Many towns will have this debate. A video of Whitewater’s preliminary discussion appears below. A few remarks:
Limits on the right. There’s both a federal and a state constitutional right to bear arms. (For the state right, see, in a pdf file, Article I, Sec. 25, Wisconsin Constitution.) And yet, for it all, it’s lawful to place restrictions on the right – including restrictions on concealed carry. Not only does our state statute allow communities to impose additional restrictions, but it’s also certain that some additional concealed-carry restrictions, as they statute allows, some are constitutional.

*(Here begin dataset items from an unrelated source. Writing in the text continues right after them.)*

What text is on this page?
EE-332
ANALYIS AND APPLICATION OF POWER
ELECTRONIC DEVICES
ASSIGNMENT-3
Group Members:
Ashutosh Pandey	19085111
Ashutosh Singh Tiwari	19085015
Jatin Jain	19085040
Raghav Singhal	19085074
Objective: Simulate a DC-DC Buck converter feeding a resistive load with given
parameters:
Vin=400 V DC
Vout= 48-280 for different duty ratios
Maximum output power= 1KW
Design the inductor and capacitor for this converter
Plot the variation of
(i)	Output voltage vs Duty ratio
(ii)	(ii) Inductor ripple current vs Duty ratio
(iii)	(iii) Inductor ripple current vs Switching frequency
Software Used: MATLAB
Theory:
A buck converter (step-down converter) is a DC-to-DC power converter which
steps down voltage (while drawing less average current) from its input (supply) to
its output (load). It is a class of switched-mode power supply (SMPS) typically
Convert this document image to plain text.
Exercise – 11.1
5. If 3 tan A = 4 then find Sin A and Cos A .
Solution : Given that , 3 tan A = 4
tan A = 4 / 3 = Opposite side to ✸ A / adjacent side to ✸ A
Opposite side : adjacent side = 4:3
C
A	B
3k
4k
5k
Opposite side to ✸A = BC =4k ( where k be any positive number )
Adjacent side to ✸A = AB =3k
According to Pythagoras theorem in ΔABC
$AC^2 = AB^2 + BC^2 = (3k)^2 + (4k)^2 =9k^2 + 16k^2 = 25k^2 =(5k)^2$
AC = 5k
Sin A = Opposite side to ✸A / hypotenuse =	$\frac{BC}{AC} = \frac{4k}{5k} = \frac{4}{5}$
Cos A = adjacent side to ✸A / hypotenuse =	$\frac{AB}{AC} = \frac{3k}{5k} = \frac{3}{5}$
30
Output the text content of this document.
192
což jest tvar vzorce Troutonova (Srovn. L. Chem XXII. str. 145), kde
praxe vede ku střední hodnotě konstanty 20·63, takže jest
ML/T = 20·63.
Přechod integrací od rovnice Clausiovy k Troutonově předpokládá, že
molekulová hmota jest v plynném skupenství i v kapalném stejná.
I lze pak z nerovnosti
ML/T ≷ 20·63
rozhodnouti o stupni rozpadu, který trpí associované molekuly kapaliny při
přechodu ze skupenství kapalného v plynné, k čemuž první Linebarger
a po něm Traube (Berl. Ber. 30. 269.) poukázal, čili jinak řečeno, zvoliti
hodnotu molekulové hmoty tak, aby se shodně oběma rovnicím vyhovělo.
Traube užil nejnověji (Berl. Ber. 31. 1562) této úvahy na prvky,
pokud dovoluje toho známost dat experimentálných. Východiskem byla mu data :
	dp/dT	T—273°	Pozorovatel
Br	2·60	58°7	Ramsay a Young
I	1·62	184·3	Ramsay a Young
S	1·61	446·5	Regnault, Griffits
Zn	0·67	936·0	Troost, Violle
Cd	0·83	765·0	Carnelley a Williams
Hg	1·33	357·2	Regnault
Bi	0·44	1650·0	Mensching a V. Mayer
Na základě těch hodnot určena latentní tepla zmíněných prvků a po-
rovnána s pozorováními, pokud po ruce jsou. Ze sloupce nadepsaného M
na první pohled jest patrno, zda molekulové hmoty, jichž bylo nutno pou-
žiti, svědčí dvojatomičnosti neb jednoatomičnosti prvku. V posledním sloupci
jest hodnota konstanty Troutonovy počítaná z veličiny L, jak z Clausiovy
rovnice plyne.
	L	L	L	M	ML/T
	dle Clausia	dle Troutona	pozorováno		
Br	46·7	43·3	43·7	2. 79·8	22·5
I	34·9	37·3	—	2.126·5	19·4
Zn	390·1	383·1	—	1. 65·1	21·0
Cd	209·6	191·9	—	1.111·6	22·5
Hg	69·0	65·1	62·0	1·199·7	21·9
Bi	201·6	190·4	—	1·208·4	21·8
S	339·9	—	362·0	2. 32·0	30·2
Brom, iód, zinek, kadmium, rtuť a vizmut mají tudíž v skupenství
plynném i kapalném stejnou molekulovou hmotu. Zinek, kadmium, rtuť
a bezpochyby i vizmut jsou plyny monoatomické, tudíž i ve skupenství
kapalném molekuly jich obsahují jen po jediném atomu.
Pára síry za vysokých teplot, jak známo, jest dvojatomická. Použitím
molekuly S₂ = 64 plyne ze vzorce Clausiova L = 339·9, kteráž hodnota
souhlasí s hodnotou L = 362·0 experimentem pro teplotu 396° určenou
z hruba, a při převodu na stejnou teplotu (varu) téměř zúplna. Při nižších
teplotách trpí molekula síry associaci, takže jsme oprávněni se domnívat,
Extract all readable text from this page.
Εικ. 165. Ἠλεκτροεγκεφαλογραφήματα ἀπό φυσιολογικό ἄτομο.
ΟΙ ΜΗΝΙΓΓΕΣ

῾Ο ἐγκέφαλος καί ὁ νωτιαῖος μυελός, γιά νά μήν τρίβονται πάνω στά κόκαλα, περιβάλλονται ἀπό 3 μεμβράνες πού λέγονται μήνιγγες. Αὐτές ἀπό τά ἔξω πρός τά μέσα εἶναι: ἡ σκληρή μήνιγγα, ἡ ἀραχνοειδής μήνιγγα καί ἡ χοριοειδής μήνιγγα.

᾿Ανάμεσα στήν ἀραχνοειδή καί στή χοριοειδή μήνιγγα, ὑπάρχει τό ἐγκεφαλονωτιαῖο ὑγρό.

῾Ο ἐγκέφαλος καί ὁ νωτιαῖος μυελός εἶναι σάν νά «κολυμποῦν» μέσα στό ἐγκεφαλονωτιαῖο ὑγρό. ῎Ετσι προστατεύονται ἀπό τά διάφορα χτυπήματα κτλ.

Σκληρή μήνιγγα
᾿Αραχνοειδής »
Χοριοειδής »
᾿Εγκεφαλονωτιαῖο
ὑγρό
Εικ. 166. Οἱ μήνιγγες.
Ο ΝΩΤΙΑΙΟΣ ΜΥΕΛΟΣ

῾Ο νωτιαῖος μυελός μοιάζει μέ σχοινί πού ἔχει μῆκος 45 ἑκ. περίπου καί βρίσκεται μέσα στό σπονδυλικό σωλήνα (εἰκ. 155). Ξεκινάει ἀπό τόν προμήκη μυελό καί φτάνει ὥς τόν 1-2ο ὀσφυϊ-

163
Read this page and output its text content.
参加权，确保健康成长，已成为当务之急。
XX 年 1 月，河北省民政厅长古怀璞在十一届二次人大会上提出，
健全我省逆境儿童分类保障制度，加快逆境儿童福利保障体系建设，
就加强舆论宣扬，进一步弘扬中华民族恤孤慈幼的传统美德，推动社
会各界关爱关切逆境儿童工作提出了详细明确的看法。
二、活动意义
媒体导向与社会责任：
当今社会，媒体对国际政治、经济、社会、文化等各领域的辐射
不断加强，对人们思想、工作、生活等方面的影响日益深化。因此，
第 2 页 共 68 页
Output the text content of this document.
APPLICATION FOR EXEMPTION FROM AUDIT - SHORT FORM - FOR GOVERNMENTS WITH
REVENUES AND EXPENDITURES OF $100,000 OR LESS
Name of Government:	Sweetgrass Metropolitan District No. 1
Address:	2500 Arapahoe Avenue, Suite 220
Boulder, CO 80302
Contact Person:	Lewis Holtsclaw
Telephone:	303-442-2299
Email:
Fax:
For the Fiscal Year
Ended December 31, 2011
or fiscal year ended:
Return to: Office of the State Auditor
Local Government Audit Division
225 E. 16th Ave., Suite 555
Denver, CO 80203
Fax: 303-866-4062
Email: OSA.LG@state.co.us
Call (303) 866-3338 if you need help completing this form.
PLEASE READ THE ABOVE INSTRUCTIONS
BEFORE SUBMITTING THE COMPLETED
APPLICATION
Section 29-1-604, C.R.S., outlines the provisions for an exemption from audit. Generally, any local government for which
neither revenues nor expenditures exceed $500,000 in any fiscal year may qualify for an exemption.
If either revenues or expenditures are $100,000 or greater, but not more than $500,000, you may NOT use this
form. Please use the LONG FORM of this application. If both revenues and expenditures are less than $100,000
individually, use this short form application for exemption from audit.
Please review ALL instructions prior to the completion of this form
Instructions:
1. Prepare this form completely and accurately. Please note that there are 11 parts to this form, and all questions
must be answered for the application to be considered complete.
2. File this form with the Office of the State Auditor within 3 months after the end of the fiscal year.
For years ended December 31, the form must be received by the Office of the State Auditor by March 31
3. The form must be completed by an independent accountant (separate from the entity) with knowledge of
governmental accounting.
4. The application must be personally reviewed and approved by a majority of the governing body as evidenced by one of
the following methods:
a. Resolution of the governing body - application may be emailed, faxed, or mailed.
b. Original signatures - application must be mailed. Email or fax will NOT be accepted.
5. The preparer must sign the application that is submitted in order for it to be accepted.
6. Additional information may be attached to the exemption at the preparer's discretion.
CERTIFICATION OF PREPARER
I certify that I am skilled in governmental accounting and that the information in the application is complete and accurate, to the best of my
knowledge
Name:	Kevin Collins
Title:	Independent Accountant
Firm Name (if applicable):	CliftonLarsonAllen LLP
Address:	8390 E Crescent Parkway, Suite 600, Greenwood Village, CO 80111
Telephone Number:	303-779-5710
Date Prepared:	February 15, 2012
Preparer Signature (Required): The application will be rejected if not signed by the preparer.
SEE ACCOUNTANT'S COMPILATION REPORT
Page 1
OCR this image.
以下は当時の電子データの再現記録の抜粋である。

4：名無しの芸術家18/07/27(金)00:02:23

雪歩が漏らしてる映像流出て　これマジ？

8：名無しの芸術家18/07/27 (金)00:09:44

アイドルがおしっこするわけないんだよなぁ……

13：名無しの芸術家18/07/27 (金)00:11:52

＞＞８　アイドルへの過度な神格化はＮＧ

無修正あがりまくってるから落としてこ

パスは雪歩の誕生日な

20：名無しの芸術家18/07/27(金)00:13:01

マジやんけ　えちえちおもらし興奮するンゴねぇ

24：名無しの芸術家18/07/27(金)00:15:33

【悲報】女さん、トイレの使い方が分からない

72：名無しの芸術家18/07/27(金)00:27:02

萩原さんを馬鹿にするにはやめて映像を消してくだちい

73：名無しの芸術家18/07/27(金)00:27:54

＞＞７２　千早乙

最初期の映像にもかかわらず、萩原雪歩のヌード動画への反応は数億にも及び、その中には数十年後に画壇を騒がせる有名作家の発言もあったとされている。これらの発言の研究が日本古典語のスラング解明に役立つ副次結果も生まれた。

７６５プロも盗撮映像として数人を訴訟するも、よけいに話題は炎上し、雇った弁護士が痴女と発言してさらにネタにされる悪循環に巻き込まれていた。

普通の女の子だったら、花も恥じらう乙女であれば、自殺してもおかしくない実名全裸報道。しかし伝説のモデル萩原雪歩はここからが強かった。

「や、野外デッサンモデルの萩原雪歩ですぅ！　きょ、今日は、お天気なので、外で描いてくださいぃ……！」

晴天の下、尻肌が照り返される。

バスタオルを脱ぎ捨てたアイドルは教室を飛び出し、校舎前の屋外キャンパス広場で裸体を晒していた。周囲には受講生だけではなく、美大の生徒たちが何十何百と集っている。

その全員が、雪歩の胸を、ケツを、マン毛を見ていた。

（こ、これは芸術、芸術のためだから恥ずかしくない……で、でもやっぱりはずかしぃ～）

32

So, what limits should be imposed? I don’t know. The reason it’s a hard question is because one tries to weight a right against an uncertain and unknown risk – that harm will come from the presence of a concealed weapon in a public building. In weighing that way, under the state statute, one tries to define the right: how expansive, or narrow, should it be?
There is risk from a concealed weapon, as there is from the absence of a defensive weapon in a crisis, but how much risk is unknown, and unknowable. We cannot know, as Providence does, what our choices will mean. I’ve been opposed consistently to the idea simply because a parade of horribles might result from a thing, that one should ban the thing. Much intrusive and restrictive legislation depends on scaring people into action with a list of shocking, awful, and terrible possibilities, with no assessment of likelihood.
In this case, it’s a question for which I have no answer, except to suggest that guns should be kept away from meetings of the Common Council. If there’s a concern about safety at a council meeting, then our community should provide a police presence. (Although the state statute does not prohibit concealed guns in the Capitol, it gives Whitewater the right to limit guns at council sessions.) Our political meetings should be free of weapons, concealed or otherwise, except those of a police officer.
Even then, I don’t have a firm reason for limitations in one place case over others.
A right – however defined – is not limited by a politician or bureaucrat’s imagination. Whatever one decides, that decision should depend on more than a council member declaring that he or she just can’t grasp, grok, or get something.
That’s not the measure of anyone’s rights – they do not cease simply because a politician is unable to grasp their existence, or the possibility of their exercise. No citizen owes his liberty to a bureaucrat’s or politician’s cleverness, creativity, or powers of imagination.
So much of stodgy Whitewater thinks this way: How can it be? Can you imagine that? I don’t appreciate that! I’m offended by that! Shouldn’t there be a law?
This tired attitude is contrary to America’s respect for individual liberty, and her open, tolerant character.
Daily life goes on. For people in the city – whether public or private workers – whatever risks they face today are similar to the ones they faced without incident yesterday. That doesn’t mean there may not be problems or tragedies, but that risks may not have fluctuated much, up or down. In general, since the governor signed the concealed-carry law, life will prove unchanged for most people. There’s a powerful difference between prudence and worry.
It’s enough – and all there can be, really – for a representative merely to vote his conscience after having considered this right thoughtfully.